The issue relating to quasi-contract centered on whether the defendants Ralph and Elie, as well as four other defendants – the brokerage, its broker, an affiliate of CenterRock and the attorney for CenterRock, could be held liable for benefitting from the sale of property and the $150,000 receivedfrom selling the confidential information.  The majority determined that the unjust enrichment claim was properly interposed against Ralph and Elie based on the plaintiff’s allegations that Ralph personally affirmed his, CenterRock’s and Elie’s interest in completing the transaction and assured the plaintiff that it would receive its commission even if the deal was not completed. Id, 497.  Where as a result of these assurances, the plaintiff continued to collect and provide those defendants with the confidential information, the Court found that the plaintiff “sufficiently pleaded that there was direct contact and a relationship with Ralph and Elie that could have caused reliance or inducement.” Id, 497-98. As for the remainder of the defendants, the majority noted that the complaint did not allege that they knew that the plaintiff had not been paid. Id,498.
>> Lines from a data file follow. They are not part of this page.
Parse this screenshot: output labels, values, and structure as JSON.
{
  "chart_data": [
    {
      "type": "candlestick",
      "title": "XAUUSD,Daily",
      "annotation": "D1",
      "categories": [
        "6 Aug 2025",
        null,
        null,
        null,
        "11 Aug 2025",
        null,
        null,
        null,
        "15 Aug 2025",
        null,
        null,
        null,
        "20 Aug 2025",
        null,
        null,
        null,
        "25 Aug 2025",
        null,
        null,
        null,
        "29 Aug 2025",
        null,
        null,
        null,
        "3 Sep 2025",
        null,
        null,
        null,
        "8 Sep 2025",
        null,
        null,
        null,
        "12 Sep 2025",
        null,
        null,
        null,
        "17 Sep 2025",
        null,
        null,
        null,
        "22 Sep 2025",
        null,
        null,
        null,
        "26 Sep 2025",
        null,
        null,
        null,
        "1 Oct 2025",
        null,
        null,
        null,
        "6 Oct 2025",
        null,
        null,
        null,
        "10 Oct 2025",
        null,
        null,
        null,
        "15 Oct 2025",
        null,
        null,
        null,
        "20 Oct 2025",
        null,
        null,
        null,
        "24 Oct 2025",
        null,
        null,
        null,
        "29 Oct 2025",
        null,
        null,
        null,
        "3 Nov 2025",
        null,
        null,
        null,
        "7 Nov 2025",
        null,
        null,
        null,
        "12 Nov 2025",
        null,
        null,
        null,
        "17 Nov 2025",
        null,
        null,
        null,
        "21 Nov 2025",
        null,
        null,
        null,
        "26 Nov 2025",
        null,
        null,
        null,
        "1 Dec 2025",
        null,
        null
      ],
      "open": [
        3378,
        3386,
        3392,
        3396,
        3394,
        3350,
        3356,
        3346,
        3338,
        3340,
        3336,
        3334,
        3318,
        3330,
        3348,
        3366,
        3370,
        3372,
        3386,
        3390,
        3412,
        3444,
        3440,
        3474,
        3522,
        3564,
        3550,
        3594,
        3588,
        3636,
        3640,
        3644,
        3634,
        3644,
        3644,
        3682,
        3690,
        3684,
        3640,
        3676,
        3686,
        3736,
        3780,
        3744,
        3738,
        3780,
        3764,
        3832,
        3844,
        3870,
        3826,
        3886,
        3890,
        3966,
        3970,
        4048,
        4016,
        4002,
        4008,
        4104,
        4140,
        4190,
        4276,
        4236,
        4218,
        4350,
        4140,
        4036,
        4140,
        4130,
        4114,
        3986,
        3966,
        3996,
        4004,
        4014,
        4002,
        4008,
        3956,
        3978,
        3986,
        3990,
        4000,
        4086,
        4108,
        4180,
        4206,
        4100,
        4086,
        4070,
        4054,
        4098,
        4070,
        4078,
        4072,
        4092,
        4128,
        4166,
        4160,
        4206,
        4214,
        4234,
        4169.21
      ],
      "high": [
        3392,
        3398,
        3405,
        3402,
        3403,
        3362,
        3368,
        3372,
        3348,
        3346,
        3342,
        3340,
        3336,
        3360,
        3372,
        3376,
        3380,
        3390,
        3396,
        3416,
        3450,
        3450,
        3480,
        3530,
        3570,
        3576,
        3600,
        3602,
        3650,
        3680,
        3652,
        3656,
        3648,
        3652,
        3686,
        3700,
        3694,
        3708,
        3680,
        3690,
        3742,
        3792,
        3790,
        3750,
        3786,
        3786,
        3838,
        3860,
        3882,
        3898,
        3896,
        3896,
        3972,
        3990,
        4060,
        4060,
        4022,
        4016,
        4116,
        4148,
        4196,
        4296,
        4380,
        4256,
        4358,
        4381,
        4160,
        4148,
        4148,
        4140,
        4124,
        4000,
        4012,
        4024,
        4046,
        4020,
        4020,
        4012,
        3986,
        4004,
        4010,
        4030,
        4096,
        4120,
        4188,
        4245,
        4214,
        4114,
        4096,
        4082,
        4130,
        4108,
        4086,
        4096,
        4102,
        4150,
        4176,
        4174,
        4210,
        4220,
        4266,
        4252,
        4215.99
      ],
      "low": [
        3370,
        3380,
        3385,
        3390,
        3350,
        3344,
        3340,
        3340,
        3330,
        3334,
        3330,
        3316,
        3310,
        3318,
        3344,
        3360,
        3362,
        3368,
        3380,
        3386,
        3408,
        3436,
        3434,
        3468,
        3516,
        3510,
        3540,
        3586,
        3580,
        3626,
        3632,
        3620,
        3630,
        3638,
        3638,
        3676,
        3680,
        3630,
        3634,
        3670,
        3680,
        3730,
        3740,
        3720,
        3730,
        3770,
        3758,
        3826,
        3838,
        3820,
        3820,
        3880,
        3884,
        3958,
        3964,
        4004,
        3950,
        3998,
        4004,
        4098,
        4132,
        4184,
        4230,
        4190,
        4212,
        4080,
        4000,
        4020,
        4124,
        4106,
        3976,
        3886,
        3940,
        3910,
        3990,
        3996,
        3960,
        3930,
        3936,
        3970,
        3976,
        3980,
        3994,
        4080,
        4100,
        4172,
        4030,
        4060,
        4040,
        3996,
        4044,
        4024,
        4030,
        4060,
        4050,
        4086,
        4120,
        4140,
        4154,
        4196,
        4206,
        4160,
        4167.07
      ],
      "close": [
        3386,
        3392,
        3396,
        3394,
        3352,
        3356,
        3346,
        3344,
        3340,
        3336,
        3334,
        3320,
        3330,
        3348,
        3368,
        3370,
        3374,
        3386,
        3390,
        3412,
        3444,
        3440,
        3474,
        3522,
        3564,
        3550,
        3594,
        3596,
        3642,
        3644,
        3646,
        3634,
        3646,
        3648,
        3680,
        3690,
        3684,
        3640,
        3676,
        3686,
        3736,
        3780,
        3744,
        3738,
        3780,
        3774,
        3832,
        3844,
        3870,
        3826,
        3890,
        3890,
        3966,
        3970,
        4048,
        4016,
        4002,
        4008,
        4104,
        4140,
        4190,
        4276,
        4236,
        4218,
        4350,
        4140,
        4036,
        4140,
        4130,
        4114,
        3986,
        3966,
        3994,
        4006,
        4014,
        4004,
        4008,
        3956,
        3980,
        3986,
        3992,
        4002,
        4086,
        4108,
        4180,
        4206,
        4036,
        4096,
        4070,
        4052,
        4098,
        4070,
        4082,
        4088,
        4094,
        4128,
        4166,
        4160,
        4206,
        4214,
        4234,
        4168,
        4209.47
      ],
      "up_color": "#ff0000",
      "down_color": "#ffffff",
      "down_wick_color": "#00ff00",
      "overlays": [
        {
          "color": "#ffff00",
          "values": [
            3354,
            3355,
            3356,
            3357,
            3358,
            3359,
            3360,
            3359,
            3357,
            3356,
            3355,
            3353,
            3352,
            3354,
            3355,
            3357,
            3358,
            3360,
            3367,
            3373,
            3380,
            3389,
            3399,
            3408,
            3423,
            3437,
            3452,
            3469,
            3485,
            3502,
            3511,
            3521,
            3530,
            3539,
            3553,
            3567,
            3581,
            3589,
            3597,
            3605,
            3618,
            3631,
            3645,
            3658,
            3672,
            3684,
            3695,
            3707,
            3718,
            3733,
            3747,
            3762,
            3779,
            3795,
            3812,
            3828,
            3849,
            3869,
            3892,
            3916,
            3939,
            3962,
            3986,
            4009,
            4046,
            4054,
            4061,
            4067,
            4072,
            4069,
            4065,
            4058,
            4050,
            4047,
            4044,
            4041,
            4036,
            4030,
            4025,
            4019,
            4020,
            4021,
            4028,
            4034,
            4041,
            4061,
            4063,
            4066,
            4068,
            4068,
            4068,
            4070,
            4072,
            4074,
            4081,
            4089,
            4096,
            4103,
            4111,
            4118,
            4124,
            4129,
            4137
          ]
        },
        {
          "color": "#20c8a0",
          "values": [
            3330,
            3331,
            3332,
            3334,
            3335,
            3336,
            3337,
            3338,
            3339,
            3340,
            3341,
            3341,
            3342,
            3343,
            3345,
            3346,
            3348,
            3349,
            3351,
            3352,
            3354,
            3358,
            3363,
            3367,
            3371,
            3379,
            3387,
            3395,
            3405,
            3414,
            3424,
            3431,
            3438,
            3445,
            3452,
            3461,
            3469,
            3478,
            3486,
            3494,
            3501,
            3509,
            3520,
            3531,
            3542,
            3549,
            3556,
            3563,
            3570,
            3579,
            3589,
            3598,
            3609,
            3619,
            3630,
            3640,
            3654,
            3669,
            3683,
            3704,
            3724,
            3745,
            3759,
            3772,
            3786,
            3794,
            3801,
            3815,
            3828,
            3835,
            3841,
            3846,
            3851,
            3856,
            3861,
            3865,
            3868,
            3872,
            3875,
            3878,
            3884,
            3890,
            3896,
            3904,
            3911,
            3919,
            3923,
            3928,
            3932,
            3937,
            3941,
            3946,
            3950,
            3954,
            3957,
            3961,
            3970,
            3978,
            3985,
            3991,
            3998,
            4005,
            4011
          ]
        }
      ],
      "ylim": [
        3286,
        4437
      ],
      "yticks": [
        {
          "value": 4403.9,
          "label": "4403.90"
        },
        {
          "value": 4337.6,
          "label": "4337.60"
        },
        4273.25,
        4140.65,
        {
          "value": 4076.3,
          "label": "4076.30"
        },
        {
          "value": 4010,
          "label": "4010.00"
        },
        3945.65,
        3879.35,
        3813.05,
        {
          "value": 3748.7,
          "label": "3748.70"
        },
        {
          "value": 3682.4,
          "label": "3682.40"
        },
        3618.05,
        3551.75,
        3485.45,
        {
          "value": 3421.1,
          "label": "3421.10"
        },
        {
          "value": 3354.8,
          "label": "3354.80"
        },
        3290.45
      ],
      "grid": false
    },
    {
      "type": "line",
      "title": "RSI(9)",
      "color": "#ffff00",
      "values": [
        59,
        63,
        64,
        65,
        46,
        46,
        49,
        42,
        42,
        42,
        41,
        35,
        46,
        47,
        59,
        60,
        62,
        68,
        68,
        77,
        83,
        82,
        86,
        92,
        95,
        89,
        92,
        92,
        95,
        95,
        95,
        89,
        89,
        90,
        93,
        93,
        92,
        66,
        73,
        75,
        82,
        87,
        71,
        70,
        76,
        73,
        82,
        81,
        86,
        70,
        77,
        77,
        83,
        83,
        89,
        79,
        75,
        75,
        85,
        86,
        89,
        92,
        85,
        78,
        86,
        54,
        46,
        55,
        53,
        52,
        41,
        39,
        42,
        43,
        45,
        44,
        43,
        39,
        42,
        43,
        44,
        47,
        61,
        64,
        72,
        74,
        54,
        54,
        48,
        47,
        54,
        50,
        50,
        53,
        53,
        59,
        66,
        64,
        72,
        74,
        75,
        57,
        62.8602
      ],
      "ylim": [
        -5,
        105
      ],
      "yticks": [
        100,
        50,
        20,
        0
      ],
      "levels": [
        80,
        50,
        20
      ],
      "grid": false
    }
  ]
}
In contrast, the minority determined that the unjust enrichment claim should also have been sustained as against the brokerage, its broker, CenterRock’s affiliate and the transactional attorney. The minority reasoned that it was sufficient that the allegations provided that those defendants “knew at all times that they were using information that had been wrongfully obtained by the individuals that sold it to them.” Id, 499. The minority urged that the majority’s requirement of “reliance” and “inducement” ignored ample precedent that “awareness” alone is a sufficient basis on which to state a claim of unjust enrichment. Id, 503. Among other things, the minority added that the majority’s decision would wrongfully eliminate a quasicontract claim based on mistake, and “virtually collapses the distinction between claims for quantum meruit and those for unjust enrichment.” Id, 504, fn. 5.

Only several months ago, the Court of Appeals addressed the parameters of unjust enrichment in Mandarin Trading Ltd. v. Wildenstein, 16 N.Y.2d 173 (Feb.2011). That decision was cited heavily by both the majority and minority in Georgia Malone & Co. In light of the 3-2 split, we should expect to see more discussion on the topic by our highest Court in the near future.